Let $φ_1$, $φ_2$, and $φ_3$ be permutations on $[m]$. Then there is some pair $1 ≤ a < b ≤ 3$ such that $φ_a(1), . . . , φ_a(m)$ and $φ_b(1), . . . , φ_b(m)$ have a common subsequence of length at least $m^{1/3}$.
I found a proof for this theorem here http://homes.cs.washington.edu/~beame/papers/freq.pdf (lemma 5.9) and I have been trying to prove that the lemma is tight. I would appreciate if someone could help me with an example.
To simplify things a bit, let us write $m = k^3$. We wish to construct a set of $3$ permutations such that no pair has a common subsequence of length $k+1$.
Let $\varphi_1$ be the identity permutation $1, 2, 3, ..., k^3$. (Note that there is no loss of generality here, since by permuting the symbols for all three permutations you can always assuming that one of the permutations is the identity.)
This means that the other two permutations cannot have any increasing sequences of length $k+1$. By Erdős-Szekeres, they must have decreasing sequences of length $k^2$. Let the second permutation be given by a chain of $k$ such decreasing sequences: $$\varphi_2 = k^2, k^2 - 1, ..., 2, 1, 2k^2, 2k^2 - 1, ..., k^2 + 2, k^2 + 1, \quad ... \quad , k^3, k^3 - 1, ..., k^3 - k^2 + 1.$$ Note that the only increasing subsequences involve at most one term from each of these $k$ consecutive decreasing subsequences, and hence have length at most $k$, as required.
We now have to create $\varphi_3$. First consider the subintervals of symbols $I_i = \{(i-1)k^2 + 1, (i-1)k^2 + 2, ..., ik^2 \}$ for $1 \le i \le k$. For each $i$, $\varphi_1|_{I_i}$ is increasing, while $\varphi_1|_{I_i}$ is decreasing. However, note that in both permutations, these intervals appear contiguously, and in increasing order.
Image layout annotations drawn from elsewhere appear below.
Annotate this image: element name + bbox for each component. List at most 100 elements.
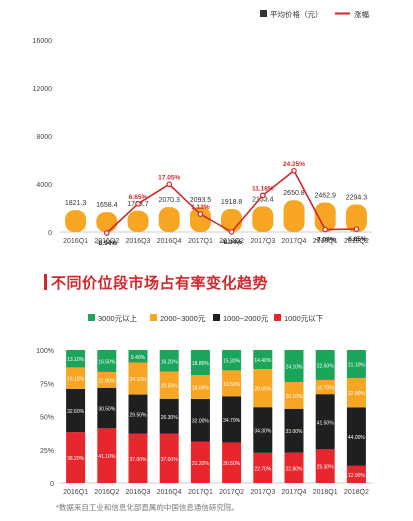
share-value-label: 34.70% (223, 418, 241, 424)
share-segment (315, 350, 335, 380)
share-segment (346, 378, 366, 408)
price-value-label: 2294.3 (346, 194, 368, 201)
share-value-label: 15.30% (223, 359, 241, 365)
y-tick-label: 0 (50, 481, 54, 488)
x-tick-label: 2016Q4 (157, 238, 182, 245)
share-segment (222, 396, 242, 443)
x-tick-label: 2018Q2 (344, 238, 369, 245)
share-value-label: 44.00% (348, 435, 366, 441)
share-value-label: 32.60% (67, 409, 85, 415)
x-tick-label: 2016Q1 (63, 238, 88, 245)
legend-label: 2000~3000元 (160, 314, 206, 323)
share-segment (159, 350, 179, 372)
share-segment (190, 350, 210, 376)
share-value-label: 12.90% (348, 473, 366, 479)
share-value-label: 25.30% (317, 465, 335, 471)
growth-point (291, 167, 297, 174)
share-value-label: 24.10% (286, 365, 304, 371)
x-tick-label: 2016Q2 (94, 238, 119, 245)
price-bar (283, 200, 305, 232)
x-tick-label: 2018Q1 (313, 489, 338, 496)
share-segment (253, 350, 273, 370)
growth-point (322, 226, 329, 233)
share-value-label: 16.20% (161, 359, 179, 365)
share-segment (222, 350, 242, 371)
share-segment (97, 428, 117, 483)
share-value-label: 14.40% (254, 358, 272, 364)
share-value-label: 34.30% (254, 428, 272, 434)
share-value-label: 32.00% (192, 419, 210, 425)
y-tick-label: 75% (40, 381, 54, 388)
share-value-label: 22.50% (317, 363, 335, 369)
legend-swatch (88, 314, 95, 321)
growth-point (353, 226, 360, 232)
share-segment (159, 433, 179, 483)
growth-value-label: 6.65% (129, 194, 148, 201)
share-value-label: 22.00% (348, 391, 366, 397)
x-tick-label: 2017Q2 (219, 238, 244, 245)
x-tick-label: 2017Q1 (188, 238, 213, 245)
share-segment (66, 350, 86, 368)
share-segment (66, 388, 86, 433)
share-value-label: 10.70% (317, 386, 335, 392)
price-bar (65, 210, 87, 232)
price-bar (96, 212, 118, 232)
share-value-label: 29.50% (130, 413, 148, 419)
section-title: 不同价位段市场占有率变化趋势 (44, 270, 268, 294)
growth-point (104, 230, 110, 236)
growth-point (166, 181, 173, 188)
share-segment (128, 362, 148, 395)
growth-value-label: -8.94% (96, 240, 117, 247)
growth-value-label: -8.34% (221, 239, 242, 246)
share-value-label: 38.20% (67, 456, 85, 462)
share-segment (346, 407, 366, 466)
share-segment (222, 442, 242, 483)
share-segment (315, 394, 335, 450)
share-segment (284, 408, 304, 453)
share-value-label: 13.10% (67, 357, 85, 363)
share-segment (253, 407, 273, 453)
price-value-label: 1821.3 (65, 200, 87, 207)
share-segment (284, 452, 304, 483)
price-value-label: 2133.4 (252, 196, 274, 203)
legend-label: 1000~2000元 (223, 314, 269, 323)
share-segment (190, 441, 210, 483)
y-tick-label: 8000 (36, 134, 52, 141)
share-chart: 3000元以上 2000~3000元 1000~2000元 1000元以下 0 25% 50… (36, 314, 372, 496)
legend-swatch (150, 314, 157, 321)
price-value-label: 1918.8 (221, 199, 243, 206)
price-value-label: 2093.5 (190, 197, 212, 204)
legend-label: 1000元以下 (284, 314, 324, 323)
share-value-label: 19.50% (223, 382, 241, 388)
x-tick-label: 2017Q4 (282, 489, 307, 496)
x-tick-label: 2017Q3 (250, 489, 275, 496)
share-value-label: 37.00% (161, 457, 179, 463)
share-segment (253, 369, 273, 408)
growth-value-label: 1.12% (191, 204, 210, 211)
price-bar (158, 207, 180, 232)
price-chart: 平均价格（元） 涨幅 0 4000 8000 12000 16000 1821.3 2016Q1… (33, 9, 372, 247)
price-bar (314, 202, 336, 232)
growth-point (135, 200, 141, 207)
share-segment (128, 433, 148, 483)
share-segment (97, 387, 117, 429)
share-value-label: 18.80% (192, 361, 210, 367)
share-value-label: 31.20% (192, 461, 210, 467)
share-value-label: 20.10% (286, 394, 304, 400)
share-segment (222, 370, 242, 397)
x-tick-label: 2018Q1 (313, 238, 338, 245)
share-segment (284, 350, 304, 383)
share-segment (315, 449, 335, 483)
price-bar (189, 206, 211, 232)
y-tick-label: 12000 (33, 86, 53, 93)
x-tick-label: 2017Q4 (282, 238, 307, 245)
price-bar (127, 210, 149, 232)
growth-value-label: 24.25% (283, 161, 305, 168)
y-tick-label: 25% (40, 448, 54, 455)
share-segment (190, 398, 210, 442)
source-note: *数据来自工业和信息化部直属的中国信息通信研究院。 (56, 503, 239, 512)
x-tick-label: 2016Q2 (94, 489, 119, 496)
legend-swatch (274, 314, 281, 321)
legend-label: 3000元以上 (98, 314, 138, 323)
price-value-label: 2462.9 (314, 192, 336, 199)
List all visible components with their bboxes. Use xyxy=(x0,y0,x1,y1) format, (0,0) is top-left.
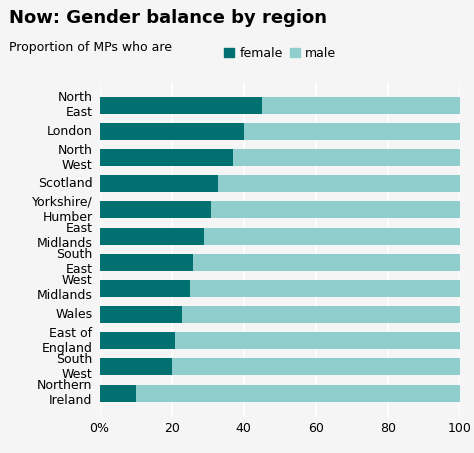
Bar xyxy=(172,358,460,376)
Bar xyxy=(100,332,175,349)
Bar xyxy=(100,227,204,245)
Bar xyxy=(211,202,460,218)
Bar xyxy=(100,280,190,297)
Bar xyxy=(100,97,262,114)
Bar xyxy=(182,306,460,323)
Bar xyxy=(233,149,460,166)
Bar xyxy=(190,280,460,297)
Bar xyxy=(100,358,172,376)
Bar xyxy=(136,385,460,401)
Bar xyxy=(204,227,460,245)
Bar xyxy=(100,149,233,166)
Bar xyxy=(262,97,460,114)
Bar xyxy=(193,254,460,271)
Bar xyxy=(219,175,460,192)
Bar xyxy=(100,123,244,140)
Bar xyxy=(175,332,460,349)
Text: Now: Gender balance by region: Now: Gender balance by region xyxy=(9,9,328,27)
Bar xyxy=(100,385,136,401)
Bar xyxy=(100,175,219,192)
Legend: female, male: female, male xyxy=(224,47,336,60)
Bar xyxy=(244,123,460,140)
Text: Proportion of MPs who are: Proportion of MPs who are xyxy=(9,41,181,54)
Bar xyxy=(100,202,211,218)
Bar xyxy=(100,254,193,271)
Bar xyxy=(100,306,182,323)
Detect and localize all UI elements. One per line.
That is, in both $\varphi_1$ and $\varphi_2$, the elements from $I_1$ come first, then those from $I_2$, and so on, with the elements from $I_k$ coming last.
For $\varphi_3$, we will invert this order, so the elements from $I_k$ will come first, followed by the elements from $I_{k-1}$, and so on, until we end with the elements from $I_1$.
Now within each of these intervals of size $k^2$, $\varphi_3|_{I_i}$ cannot have any increasing (because of $\varphi_1$) or decreasing (because of $\varphi_2$) subsequences of length $k$. This can be achieved by taking a chain of $k$ decreasing subsequences of length $k$, i.e. $$ \varphi_3|_{I_i} = (i-1)k^2 + k , (i-1)k^2 + k-1, ..., (i-1)k^2 + 1, (i-1)k^2 + 2k, (i-1)k^2 + 2k - 1, ..., (i-1)k^2 + k + 1, \quad ... \quad, ik^2, ik^2 - 1, ..., ik^2 - k + 1. $$
Concatenating these subsequences in decreasing order of $i$ thus gives the desired third sequence.
Remark: I am sorry to give such a long exposition for should be, according to the authors of the paper, "not hard" - I just like to type a lot. Note that they observe that you can in fact add a fourth sequence without creating a longer common subsequence. To see how you might do this, you might like to consider the elements of the permutation in base $k$, and think about how each $\varphi_i$ can be described in terms of the base-$k$ digits.